Malgré de nombreux défis auxquels il est confronté, l’entrepreneuriat des jeunes et des femmes continue son bonhomme de chemin. Deux spécialistes du secteur déplorent l’indifférence des décideurs politiques face aux défis de ces entrepreneurs et laissent entendre qu’ils pouvaient faire plus si les États créaient des conditions favorables visant à les soutenir.
Issa DA SILVA SIKITI
« Avec la diminution des opportunités dans le secteur public et privé au cours des dernières décennies, la jeunesse africaine s’est de plus en plus tournée à l’entrepreneuriat pour créer ses propres revenus et ses opportunités d’emploi et l’entrepreneuriat féminin est également en hausse », ont écrit Zouera Youssoufou et Zakari Momodou, respectivement directrice générale et directeur des projets de la Fondation Aliko Dangote (ADF), dans un récent rapport intitulé « Foresight Africa 2024 ».
Cependant, ont-ils regretté, ces jeunes et ces femmes n’atteindront jamais leur plein potentiel si des investissements appropriés ne sont pas réalisés dans les éléments constitutifs des économies africaines. « Les conditions favorables, qui font cruellement défaut, comprennent des déficits importants en matière des infrastructures matérielles et immatérielles qui sous-tendent la croissance économique moderne et la prospérité.
A en croire ces experts ouest-africains de l’entreprenariat basés à Lagos, les femmes continuent d’être cantonnées à des secteurs de production à faible profit et à forte intensité de main-d’œuvre, avec une mobilité et un accès limité aux marchés, tandis que l’accès aux nouvelles technologies est également limité par l’énorme pénurie d’infrastructures d’ancrage, notamment l’électricité, les transports et les communications.
Coupures intempestives
Tumi, jeune entrepreneure nigériane, est désemparée par les coupures intempestives de courant au Nigeria qui terrassent les petites et moyennes entreprises (PME) lesquelles n’ont pas les grands moyens de s’équiper effectivement contre ces délestages macabres.

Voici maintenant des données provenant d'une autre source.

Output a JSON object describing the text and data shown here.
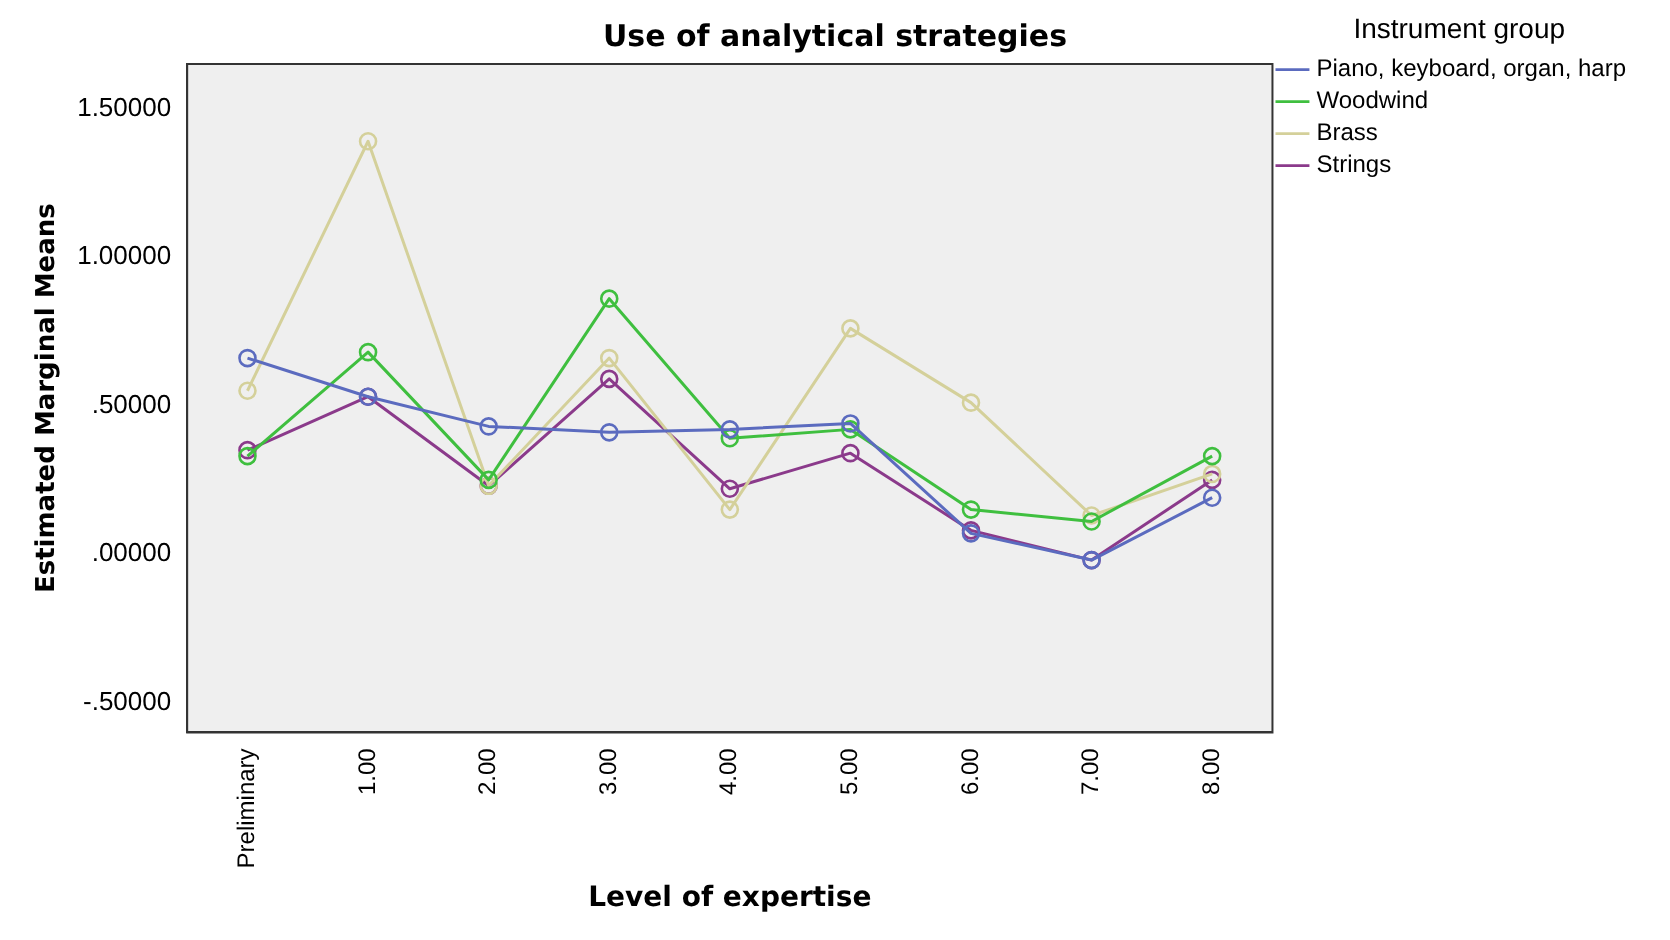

« Il faut investir massivement dans le domaine de l’électricité. Je crois que les infrastructures sont complètement détériorées, ce qui fait que le réseau électrique s’effondre de temps en temps. Entreprendre au Nigeria est devenu synonyme de se jeter dans la gueule du loup », s’offusque-t-elle.
Le Nigeria ne produit en moyenne que 4 000 mégawatts pour une population de plus de 210 millions d’habitants, alors que le pays a besoin de 30 000 mégawatts pour satisfaire la demande générale. Avec un taux d’accès de 80%, le Sénégal est le mieux électrifié en Afrique de l’Ouest, alors que près de 600 millions de personnes en Afrique subsaharienne n’ont pas toujours accès à l’électricité.
Zouera Youssoufou et Zakari Momodou soulignent dans ce rapport publié par la Brookings Institution qu’une électricité abordable est un élément fondamental de toute économie, et est essentielle à toutes les activités productives et à l’innovation, et plus encore pour le climat, la santé environnementale et les progrès technologiques.
En outre, pour booster l’essor de cet entrepreneuriat, ces intervenants lancent un appel solennel aux gouvernements africains d’investir dans l’éducation et les routes. « L’éducation accroît le pouvoir d’action des femmes, retarde les mariages prématurés et la procréation et constitue un outil de prévention des maladies », renchérissent-ils. Quant aux routes, elles sont les artères de l’économie qui facilitent l’innovation, la spécialisation et la compétitivité à travers le continent.